Design firming up, money rolling in for Counterbalance Park

The last in a series of three public meetings about the design and funding for the Counterbalance Park: An Urban Oasis provided some good news Nov. 15.

Located at the corner of Queen Anne Avenue North and Roy Street, the Murase Associates and Iola Alessandrini design has been run by the mayor's office, Seattle Parks and Recreation and his own internal review, said Scott Murase, the son of Bob Murase, who died shortly before the plan was first released. "And everyone has praised this as an appropriate design for the location," he added.

The interior of the park will be covered in crushed granite, while the current plan calls for the edges to be covered in ironwood planks, giving the edges the feeling of someone's front porch, Murase said.

There was some concern about the cost and maintenance of the ironwood, as well as how difficult it is to work with the wood. But using paving stones for the edges is still on the table, said Keith Biever, chair of the parks committee for the Uptown Alliance, a neighborhood planning group that has spearheaded the project.

A sense of light is also a big part of the design, Murase said, and the edges of a raised and sloping platform in the interior of the space will be lighted from within.

One woman at the meeting was worried that the sharp edges and corners of the park would make the space less soft and welcoming. "Well, I think it's all a matter of geometry," said Murase, who likened the design to that of European plazas.

"In symmetry there is harmony," added Alessandrini. And Uptown Alliance member John Gessner noted that hard edges are a signature of Murase designs.

"We'd like it to look like a Murase park," he said.

The goal is to keep the park very open to curtail homeless people from taking over the space, and adding murals to the surrounding walls is under consideration, Murase said. "But I was also thinking about the interpretive aspect of this space," he said of a design element that would be determined later.

The design includes numerous small trees that will be only 10 to 14 feet tall and not something people would climb, said Patrick Donohue, the Seattle Parks and Recreation project manager for the park.

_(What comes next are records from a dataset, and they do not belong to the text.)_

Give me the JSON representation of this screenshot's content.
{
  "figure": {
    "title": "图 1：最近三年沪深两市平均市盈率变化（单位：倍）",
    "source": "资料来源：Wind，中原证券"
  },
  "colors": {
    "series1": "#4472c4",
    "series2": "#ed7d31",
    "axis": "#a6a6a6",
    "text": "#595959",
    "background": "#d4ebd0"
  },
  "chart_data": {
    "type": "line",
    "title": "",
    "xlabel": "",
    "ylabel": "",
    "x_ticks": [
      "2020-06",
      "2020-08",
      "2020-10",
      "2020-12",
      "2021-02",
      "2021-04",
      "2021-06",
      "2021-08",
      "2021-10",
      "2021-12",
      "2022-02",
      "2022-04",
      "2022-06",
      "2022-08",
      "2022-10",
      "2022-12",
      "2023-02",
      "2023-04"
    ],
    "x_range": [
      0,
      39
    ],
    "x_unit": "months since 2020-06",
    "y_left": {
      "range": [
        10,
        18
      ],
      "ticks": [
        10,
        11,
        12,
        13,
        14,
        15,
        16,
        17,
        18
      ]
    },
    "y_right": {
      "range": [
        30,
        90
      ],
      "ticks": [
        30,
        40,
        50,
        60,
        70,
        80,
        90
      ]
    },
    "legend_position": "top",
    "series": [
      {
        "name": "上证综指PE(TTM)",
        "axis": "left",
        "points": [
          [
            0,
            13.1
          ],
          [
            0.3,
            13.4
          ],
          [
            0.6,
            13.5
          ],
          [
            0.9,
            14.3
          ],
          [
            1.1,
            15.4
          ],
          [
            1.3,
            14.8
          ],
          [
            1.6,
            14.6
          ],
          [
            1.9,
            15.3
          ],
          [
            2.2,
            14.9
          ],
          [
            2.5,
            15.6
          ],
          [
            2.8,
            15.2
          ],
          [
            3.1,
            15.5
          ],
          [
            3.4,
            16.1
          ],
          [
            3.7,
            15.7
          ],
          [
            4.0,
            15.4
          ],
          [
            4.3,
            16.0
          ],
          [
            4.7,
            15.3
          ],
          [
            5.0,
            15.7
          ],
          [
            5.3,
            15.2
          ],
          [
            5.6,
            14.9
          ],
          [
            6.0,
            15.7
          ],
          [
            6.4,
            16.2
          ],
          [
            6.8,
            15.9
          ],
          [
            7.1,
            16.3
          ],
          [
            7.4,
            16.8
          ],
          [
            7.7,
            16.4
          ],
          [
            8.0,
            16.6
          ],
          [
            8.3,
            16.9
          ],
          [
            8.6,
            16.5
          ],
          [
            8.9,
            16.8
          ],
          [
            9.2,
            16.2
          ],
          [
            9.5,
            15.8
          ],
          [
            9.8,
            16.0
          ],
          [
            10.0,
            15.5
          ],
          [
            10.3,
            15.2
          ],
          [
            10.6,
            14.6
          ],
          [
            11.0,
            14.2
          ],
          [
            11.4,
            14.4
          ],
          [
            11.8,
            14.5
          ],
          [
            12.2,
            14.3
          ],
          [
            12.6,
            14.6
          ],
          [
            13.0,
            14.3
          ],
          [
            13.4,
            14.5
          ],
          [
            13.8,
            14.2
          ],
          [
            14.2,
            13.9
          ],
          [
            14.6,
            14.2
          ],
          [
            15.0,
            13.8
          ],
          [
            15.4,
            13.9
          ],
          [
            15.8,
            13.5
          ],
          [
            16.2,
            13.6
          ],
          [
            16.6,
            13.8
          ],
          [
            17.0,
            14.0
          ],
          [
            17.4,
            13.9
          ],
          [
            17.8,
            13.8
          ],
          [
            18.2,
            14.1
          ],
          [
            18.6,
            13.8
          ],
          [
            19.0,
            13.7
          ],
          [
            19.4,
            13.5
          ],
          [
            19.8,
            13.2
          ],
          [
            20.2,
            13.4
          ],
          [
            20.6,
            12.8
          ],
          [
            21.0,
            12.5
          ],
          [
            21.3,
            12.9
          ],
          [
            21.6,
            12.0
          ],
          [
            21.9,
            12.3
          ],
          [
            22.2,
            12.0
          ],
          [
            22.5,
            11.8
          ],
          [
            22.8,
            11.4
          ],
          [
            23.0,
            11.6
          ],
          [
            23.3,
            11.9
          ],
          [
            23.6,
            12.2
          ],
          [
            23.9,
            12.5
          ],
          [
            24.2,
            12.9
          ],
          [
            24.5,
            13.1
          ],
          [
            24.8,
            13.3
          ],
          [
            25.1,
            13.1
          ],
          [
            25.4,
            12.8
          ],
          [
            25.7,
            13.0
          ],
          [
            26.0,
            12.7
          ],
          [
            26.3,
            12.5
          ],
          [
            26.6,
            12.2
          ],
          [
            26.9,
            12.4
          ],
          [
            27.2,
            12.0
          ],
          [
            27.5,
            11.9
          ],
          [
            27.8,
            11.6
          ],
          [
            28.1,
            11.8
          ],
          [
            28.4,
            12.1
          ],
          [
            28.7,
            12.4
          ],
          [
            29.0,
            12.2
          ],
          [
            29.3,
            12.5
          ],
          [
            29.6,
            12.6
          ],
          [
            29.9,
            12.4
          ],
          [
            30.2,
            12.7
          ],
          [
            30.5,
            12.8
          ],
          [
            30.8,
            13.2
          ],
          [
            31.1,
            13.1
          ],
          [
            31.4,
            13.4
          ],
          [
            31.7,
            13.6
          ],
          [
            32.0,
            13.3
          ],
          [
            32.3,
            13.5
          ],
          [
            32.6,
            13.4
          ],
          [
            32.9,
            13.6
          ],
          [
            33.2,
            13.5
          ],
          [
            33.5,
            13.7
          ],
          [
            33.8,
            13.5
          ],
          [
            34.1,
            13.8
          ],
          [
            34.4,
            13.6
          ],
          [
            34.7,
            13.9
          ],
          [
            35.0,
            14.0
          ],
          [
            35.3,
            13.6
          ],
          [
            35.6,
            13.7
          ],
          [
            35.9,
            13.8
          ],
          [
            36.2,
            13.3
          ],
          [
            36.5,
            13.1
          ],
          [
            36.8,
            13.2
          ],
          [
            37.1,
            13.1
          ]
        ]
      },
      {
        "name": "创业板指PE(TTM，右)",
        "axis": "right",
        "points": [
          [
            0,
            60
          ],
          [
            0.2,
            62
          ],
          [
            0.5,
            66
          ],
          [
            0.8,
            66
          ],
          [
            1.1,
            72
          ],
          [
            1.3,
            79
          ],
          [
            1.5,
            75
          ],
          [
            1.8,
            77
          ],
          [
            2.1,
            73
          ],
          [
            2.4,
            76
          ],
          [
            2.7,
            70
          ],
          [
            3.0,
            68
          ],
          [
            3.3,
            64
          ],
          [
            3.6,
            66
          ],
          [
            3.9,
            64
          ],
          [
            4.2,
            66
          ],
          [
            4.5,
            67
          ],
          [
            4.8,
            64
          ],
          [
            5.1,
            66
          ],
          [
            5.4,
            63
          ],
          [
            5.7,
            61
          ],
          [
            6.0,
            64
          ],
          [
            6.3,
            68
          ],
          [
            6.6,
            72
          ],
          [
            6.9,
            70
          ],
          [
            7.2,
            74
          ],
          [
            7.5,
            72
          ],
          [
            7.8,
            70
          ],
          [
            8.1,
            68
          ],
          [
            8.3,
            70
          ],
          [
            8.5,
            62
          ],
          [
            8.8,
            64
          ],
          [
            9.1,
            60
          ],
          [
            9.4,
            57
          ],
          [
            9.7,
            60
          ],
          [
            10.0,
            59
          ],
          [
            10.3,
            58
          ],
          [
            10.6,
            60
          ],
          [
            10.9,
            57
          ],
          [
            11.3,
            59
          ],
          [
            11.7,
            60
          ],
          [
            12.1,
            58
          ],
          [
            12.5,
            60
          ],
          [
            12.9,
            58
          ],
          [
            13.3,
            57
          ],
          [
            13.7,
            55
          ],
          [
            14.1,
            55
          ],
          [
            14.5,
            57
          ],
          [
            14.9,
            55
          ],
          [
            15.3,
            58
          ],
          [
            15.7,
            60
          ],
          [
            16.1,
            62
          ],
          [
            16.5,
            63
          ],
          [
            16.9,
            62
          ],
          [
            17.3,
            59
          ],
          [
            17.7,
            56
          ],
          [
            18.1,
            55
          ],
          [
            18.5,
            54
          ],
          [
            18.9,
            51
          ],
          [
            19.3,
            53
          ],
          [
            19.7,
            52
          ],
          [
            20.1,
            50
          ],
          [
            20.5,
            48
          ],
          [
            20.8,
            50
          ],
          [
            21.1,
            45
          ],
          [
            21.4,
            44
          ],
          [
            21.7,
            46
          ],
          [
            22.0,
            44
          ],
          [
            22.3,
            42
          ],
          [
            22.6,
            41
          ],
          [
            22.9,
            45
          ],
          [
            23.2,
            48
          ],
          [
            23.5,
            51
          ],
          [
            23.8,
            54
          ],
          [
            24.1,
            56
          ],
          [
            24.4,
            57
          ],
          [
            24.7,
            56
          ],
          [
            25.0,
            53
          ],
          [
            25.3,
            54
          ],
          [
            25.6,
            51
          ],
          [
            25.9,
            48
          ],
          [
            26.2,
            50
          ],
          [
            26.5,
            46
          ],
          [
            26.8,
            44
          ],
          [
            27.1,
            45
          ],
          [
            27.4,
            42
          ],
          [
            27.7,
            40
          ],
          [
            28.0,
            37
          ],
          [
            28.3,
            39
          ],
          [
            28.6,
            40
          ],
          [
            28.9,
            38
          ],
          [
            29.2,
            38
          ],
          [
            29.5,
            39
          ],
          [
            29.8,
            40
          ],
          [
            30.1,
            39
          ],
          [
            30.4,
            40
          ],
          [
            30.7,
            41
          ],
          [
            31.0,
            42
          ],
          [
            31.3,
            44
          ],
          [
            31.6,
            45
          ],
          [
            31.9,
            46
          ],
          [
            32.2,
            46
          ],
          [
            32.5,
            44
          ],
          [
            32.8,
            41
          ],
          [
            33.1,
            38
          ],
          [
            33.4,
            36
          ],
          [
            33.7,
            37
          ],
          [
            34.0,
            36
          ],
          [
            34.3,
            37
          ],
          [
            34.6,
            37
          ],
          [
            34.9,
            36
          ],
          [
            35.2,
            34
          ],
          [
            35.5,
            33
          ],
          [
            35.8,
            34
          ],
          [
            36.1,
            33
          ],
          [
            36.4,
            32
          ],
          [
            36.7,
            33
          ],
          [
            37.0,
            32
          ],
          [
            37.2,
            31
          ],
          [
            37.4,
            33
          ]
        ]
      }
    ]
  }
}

There also will be benches in the park, and one of them has already been paid for by a Queen Anne family that will get a bench plaque in their name, said Jean Sundborg, who chairs the Uptown Alliance fundraising committee for the park.

The goal is to raise $976,000, and as of last week the amount stood at $825,000, she said. That includes $304,000 from the Pro Parks Levy, $225,000 from the Shah Safari company in Lower Queen Anne and $100,000 from a neighborhood matching fund, Sundborg said. HomeStreet Bank on Upper Queen Anne also kicked in an additional $5,000 at the Wednesday night meeting.

Another $200,000 has been requested in the 2007-2008 city budget, she said of an amount that will put the park planners over the top.

"It's still in there," Sundborg added.

Donohue from the parks department drew up a schedule that indicates construction should start next May and last through the end of October.

But he's hedged his bet. "When I wrote the schedule, I gave myself lots of wiggle room," Donohue said.